醛类化合物是重要的化学中间体, 广泛应用于医药、聚合物、有机合成及精细化工等领域. 传统的醛类制备方法主要依赖于伯醇的化学氧化, 但该方法通常需要使用有毒氧化剂并会产生有害废弃物, 存在较大的安全和环境风险. 相比之下, 电化学氧化作为一种由清洁能源驱动的绿色转化策略, 能够在温和条件下实现醇至醛的高效转化, 展现出良好的环境友好性和经济可行性. 然而, 醛类产物具有热力学易氧化特性, 且在碱性条件下易发生坎尼扎罗歧化反应, 导致目标醛类产物的生成充满挑战. 以生物质衍生甘油为原料的电化学氧化合成甘油醛(GLAD)为例, 即使采用性能优异的贵金属基催化剂, 生成醛类产品的结果仍不理想(选择性普遍低于50%, 电流密度不足10 mA cm−2).

氧化还原介导的间接电化学氧化是一种有效的替代策略. 在该过程中, 氧化还原介质作为电子穿梭体, 在电极与底物之间传递电子, 能够有效避免底物与电极的直接接触, 从而避免醛类产物的过度氧化. 基于此, 本文提出了一种无金属催化剂参与的氧化还原介导电氧化策略, 选用2,2,6,6-四甲基哌啶-1-氧自由基(TEMPO)作为氧化还原介体, 实现了高效的醇类电化学氧化至醛类产物. 利用循环伏安法系统研究了TEMPO在宽pH范围(3.75−11.00)内的氧化还原行为及热/动力学特性, 绘制了TEMPO体系的布拜图, 明确了关键氧化还原电对(TEMPO+/TEMPO, TEMPO/TEMPOH, TEMPO/TEMPOH2+)的电位-pH依赖关系和电子-质子转移特性, 从而为介导电氧化反应提供理论依据. 在此基础上, 进一步探索了不同pH条件下TEMPO介导甘油电氧化反应的催化性能. 在酸性条件下, 受限于TEMPOH2+向TEMPO的缓慢动力学再生过程; 而在碱性条件下, 醛类产物容易发生坎尼扎罗歧化, 导致GLAD选择性显著下降. 最终结果表明, 该反应在中性条件(pH = 7.00)下具有最优的反应性能, GLAD法拉第效率超过90%, 偏电流密度达到23.25 mA cm−2, 显著优于大多数贵金属基直接电氧化体系. 此外, 该策略具有良好的普适性, 可有效拓展至苯甲醇和糠醇氧化反应, 分别实现了接近100%的苯甲醛和糠醛选择性.

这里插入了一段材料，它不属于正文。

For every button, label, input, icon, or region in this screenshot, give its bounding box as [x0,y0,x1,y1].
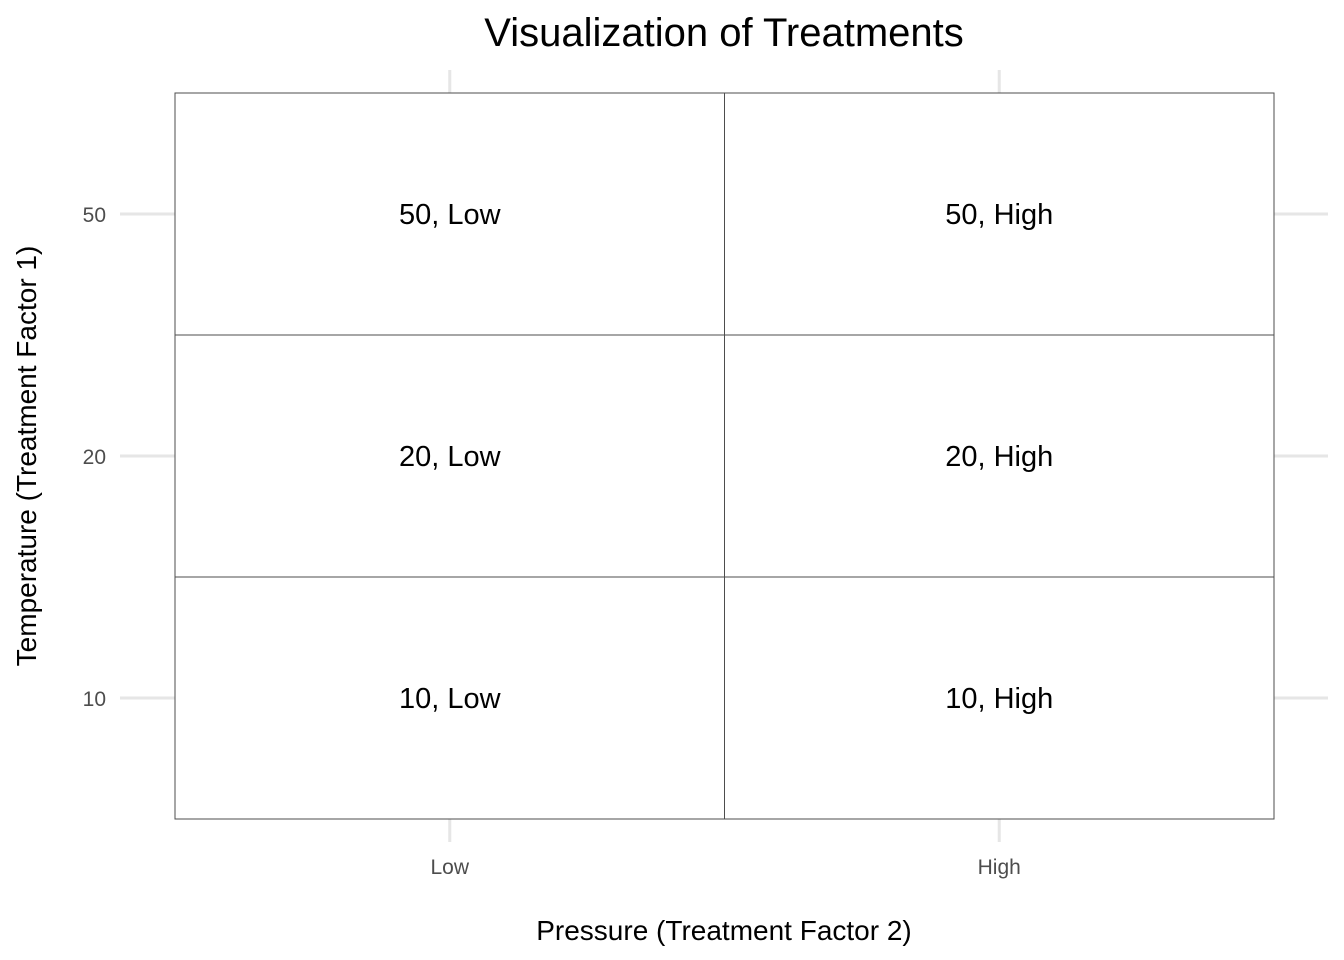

综上, 本文发展了一种TEMPO介导的电化学醇氧化策略, 实现了醛类产物的高效合成, 解决了直接电化学氧化反应的技术难题, 并突破了传统电化学制备醛类产品的性能限制. 该策略为传统醛类产品的有机合成提供了一种可持续且环境友好的替代方案.

关键词: 电化学甘油氧化, 甘油醛, 氧化还原介体, 选择性, 布拜图

Abstract:

Aldehydes are valuable intermediates with widespread industrial applications, and their traditional synthesis relies on chemical oxidation that is often hazardous and environmentally unfriendly. Electrochemical oxidation offers a more sustainable and milder alternative; however, it faces challenges such as aldehyde overoxidation and susceptibility to base-catalyzed Cannizzaro disproportionation. Electrochemical glycerol oxidation to glyceraldehyde is a representative example, which typically requires precious metal-based electrocatalysts but still suffers from low selectivity and activity. Here, we report a metal-free oxidation strategy mediated by 2,2,6,6-tetramethylpiperidine-1-oxyl. By systematically investigating the redox thermodynamics and kinetics of TEMPO across a broad pH range, we construct a Pourbaix diagram and elucidate the relative kinetics of each reaction step. These insights allow us to explain the anomalously high apparent Faradaic efficiency (~200%) observed under acidic conditions, and identify neutral media as the optimal environment for selective glyceraldehyde production. Under optimized conditions, our system achieves a glyceraldehyde Faradaic efficiency exceeding 93% and a partial current density of 23.3 mA cm-2 at 0.57 V — more than doubling the performance of the best reported precious metal-based systems. Furthermore, the versatility of this strategy extends to the selective oxidation of other primary alcohols to their corresponding aldehydes with near-unity selectivity.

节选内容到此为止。